The number of mixed-use or “integrated” developments is thankfully increasing. And the role of hotels within them is changing too.
Drive-in/drive-out, stand-alone hotels are on the way out. In their place: curated, “layered” environments where the hotel brand is woven into a broader mix that includes retail, entertainment, health/wellness and offices (including co-working).
Hotels in this context can be twinned with branded residences – allowing long-, as well as short-term, stays.
Hotel-driven integrated developments deliver convenience as well as comprehensive lifestyle choices. Examples include District 8 in Jakarta, Bluewaters Island in Dubai and Soi Langsuan in Bangkok.
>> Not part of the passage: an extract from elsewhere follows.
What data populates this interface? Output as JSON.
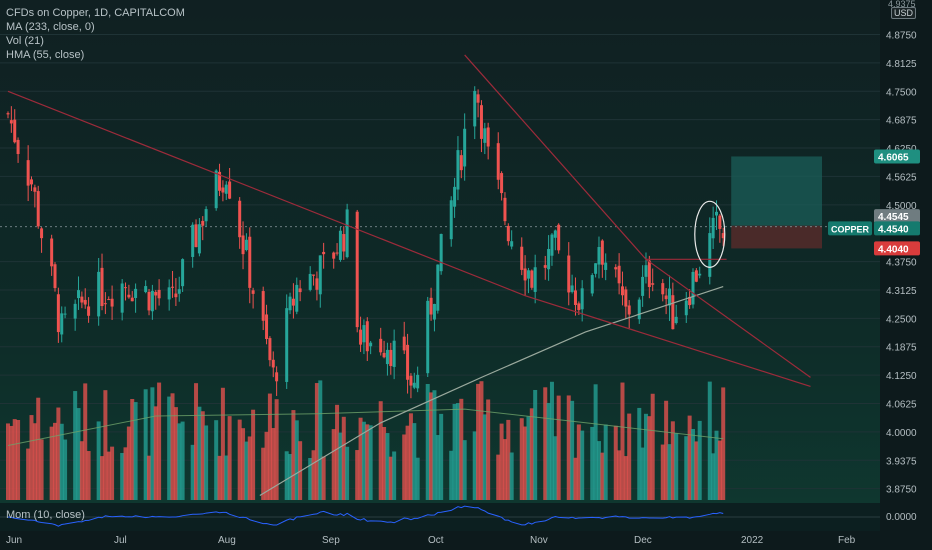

Boutique hotels, or brands which are slightly more off-beat, are well suited to these experiential, self-contained ecosystems – such as 25 Hours Hotels’ The Oddbird in Jakarta, and The Banyan Tree/Delano pairing in Dubai.
From an investment perspective, mixed-use developments create diversified revenue streams. While stand-alone hotels are subject to seasonality and economic cycles, integrating them with offices and F&B-led retail increases their resilience and the profitability of all components.
The developer appeal of hotel-driven mixed-use real estate therefore lies in a more diversified customer base with longer visits, shared infrastructure and operating costs, and – usually – a higher yield per square foot.
The end-user appeal is in the development’s increased sense of purpose, connectedness, recognition of the “local”, and overall “destination” offering.